Hosted by the Syrian People Solidarity Group, Texas Queer Students Alliance and Queer People of Color & Allies, the vigil began with speeches by the leaders of the three organizations, followed by a moment of silence and an open-mic session for the audience to share their thoughts.
The event commemorated the 49 lives lost this past Sunday at gay nightclub Pulse in Orlando, Florida, resulting in the deadliest mass shooting in the United States’ modern history.
Citrine Ghraowi, international relations and global studies junior and co-founder of the Syrian People Solidarity Group, said the group co-hosted the vigil to bring the community together.
“When I heard what happened, I wanted to do something for the community because I saw that so many people were needing to come together and mourn with everyone else because you don’t want to go through something like this alone,” Ghraowi said.

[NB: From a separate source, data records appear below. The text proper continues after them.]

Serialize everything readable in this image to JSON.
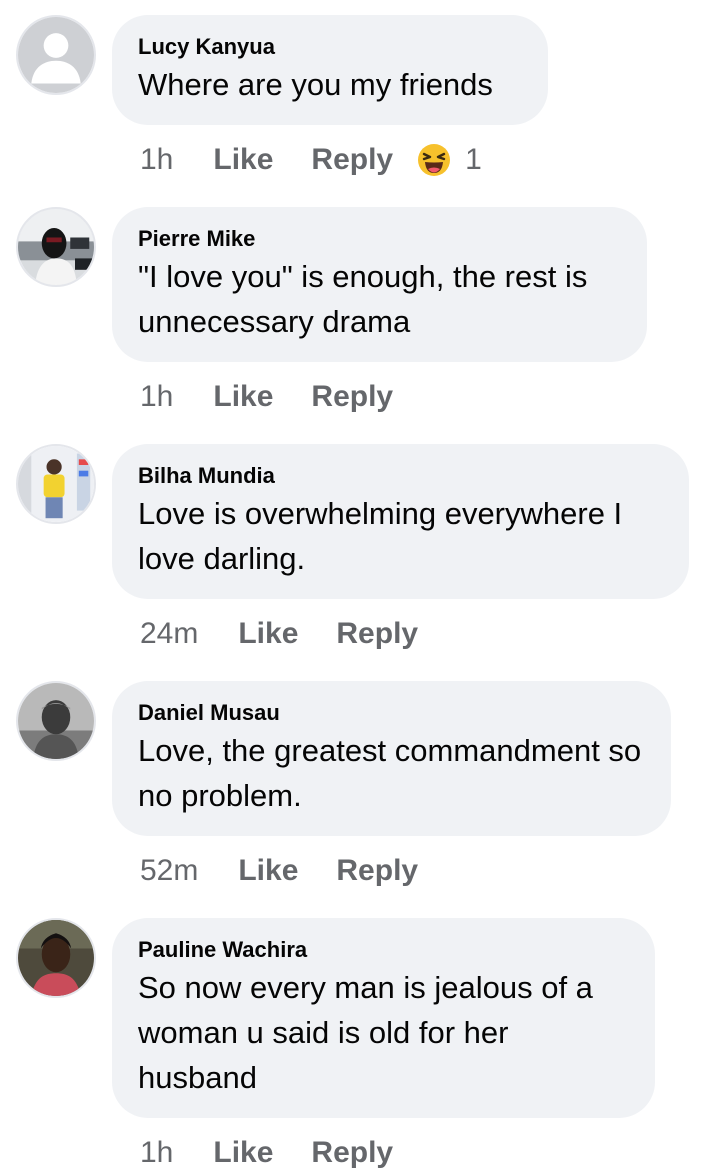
{
  "comments": [
    {
      "author": "Lucy Kanyua",
      "text": "Where are you my friends",
      "time": "1h",
      "like": "Like",
      "reply": "Reply",
      "avatar": "default-avatar",
      "reaction": {
        "icon": "haha-icon",
        "count": "1"
      }
    },
    {
      "author": "Pierre Mike",
      "text": "\"I love you\" is enough, the rest is unnecessary drama",
      "time": "1h",
      "like": "Like",
      "reply": "Reply",
      "avatar": "profile-photo"
    },
    {
      "author": "Bilha Mundia",
      "text": "Love is overwhelming everywhere I love darling.",
      "time": "24m",
      "like": "Like",
      "reply": "Reply",
      "avatar": "profile-photo"
    },
    {
      "author": "Daniel Musau",
      "text": "Love, the greatest commandment so no problem.",
      "time": "52m",
      "like": "Like",
      "reply": "Reply",
      "avatar": "profile-photo"
    },
    {
      "author": "Pauline Wachira",
      "text": "So now every man is jealous of a woman u said is old for her husband",
      "time": "1h",
      "like": "Like",
      "reply": "Reply",
      "avatar": "profile-photo"
    }
  ],
  "colors": {
    "bubble": "#f0f2f5",
    "text": "#050505",
    "secondary": "#65676b"
  }
}
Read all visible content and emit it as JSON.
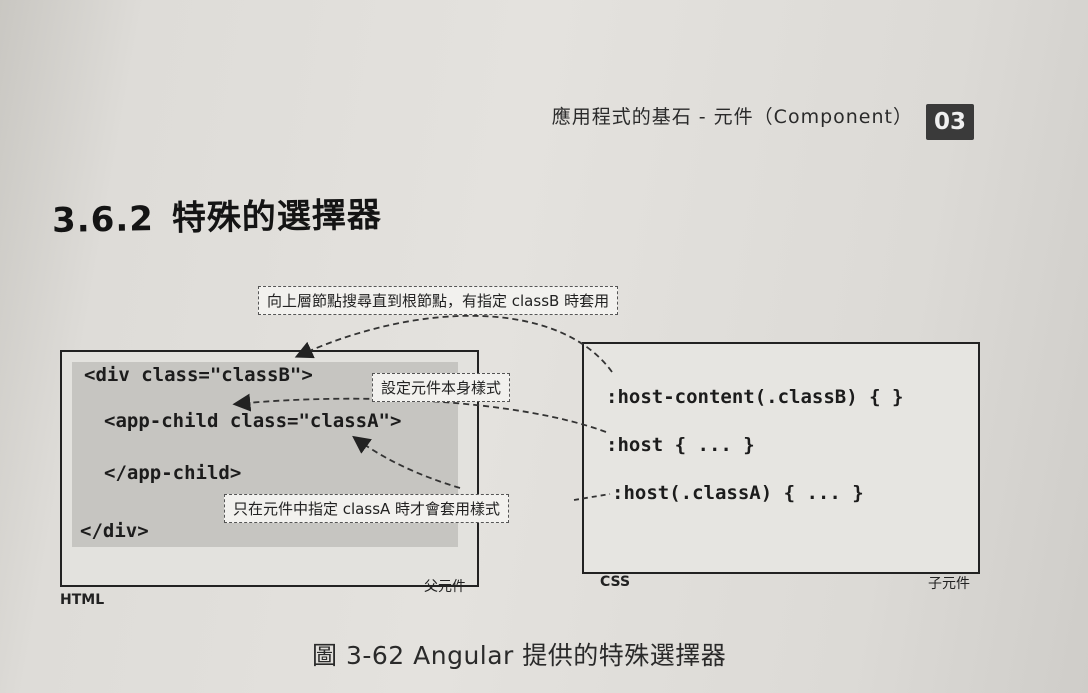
{
  "header": {
    "running_head": "應用程式的基石 - 元件（Component）",
    "chapter_number": "03"
  },
  "section": {
    "number": "3.6.2",
    "title": "特殊的選擇器"
  },
  "figure": {
    "callouts": {
      "top": "向上層節點搜尋直到根節點，有指定 classB 時套用",
      "middle": "設定元件本身樣式",
      "bottom": "只在元件中指定 classA 時才會套用樣式"
    },
    "html_code": [
      "<div class=\"classB\">",
      "<app-child class=\"classA\">",
      "</app-child>",
      "</div>"
    ],
    "css_code": [
      ":host-content(.classB) { }",
      ":host { ... }",
      ":host(.classA) { ... }"
    ],
    "labels": {
      "html": "HTML",
      "parent": "父元件",
      "css": "CSS",
      "child": "子元件"
    },
    "caption": "圖 3-62  Angular 提供的特殊選擇器"
  }
}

Ghraowi said she also wanted the vigil to show Muslims condemned the attack.
“We wanted to let people know that not only we as a community stand together, but we want it to be well aware that Islam in general has nothing to do with what had happened,” Ghraowi said. “It’s known that any sort of attack on humanity is not something that should ever be okay. When someone kills one human, it’s as if they’re killing all of humanity … that’s in the Quran.”
Javier Rivera, microbiology and women’s and gender studies senior and director of operations for Queer People of Color & Allies, said news of the shooting was “hard to process” because of the enormity of the situation. He also said if society is more aware of the LGBT community, it is less likely an incident like this will happen again.
“Messages of equality and kindness can help kind of erase any ignorance anybody might have towards [the LGBT community],” Rivera said. “The more people know us, the less they’ll hate us.”
Finance senior Sanchana Vasikaran said the community needs to come together as a whole to prevent future tragedies.
“They’re people, we’re all people, we live in this nation, we hope to be safe,” Vasikaran said. “I feel like we have to stand up for the LGBT community and the people directly affected, but this has happened several times in the past years and I feel like it’s something we have to address as a nation.”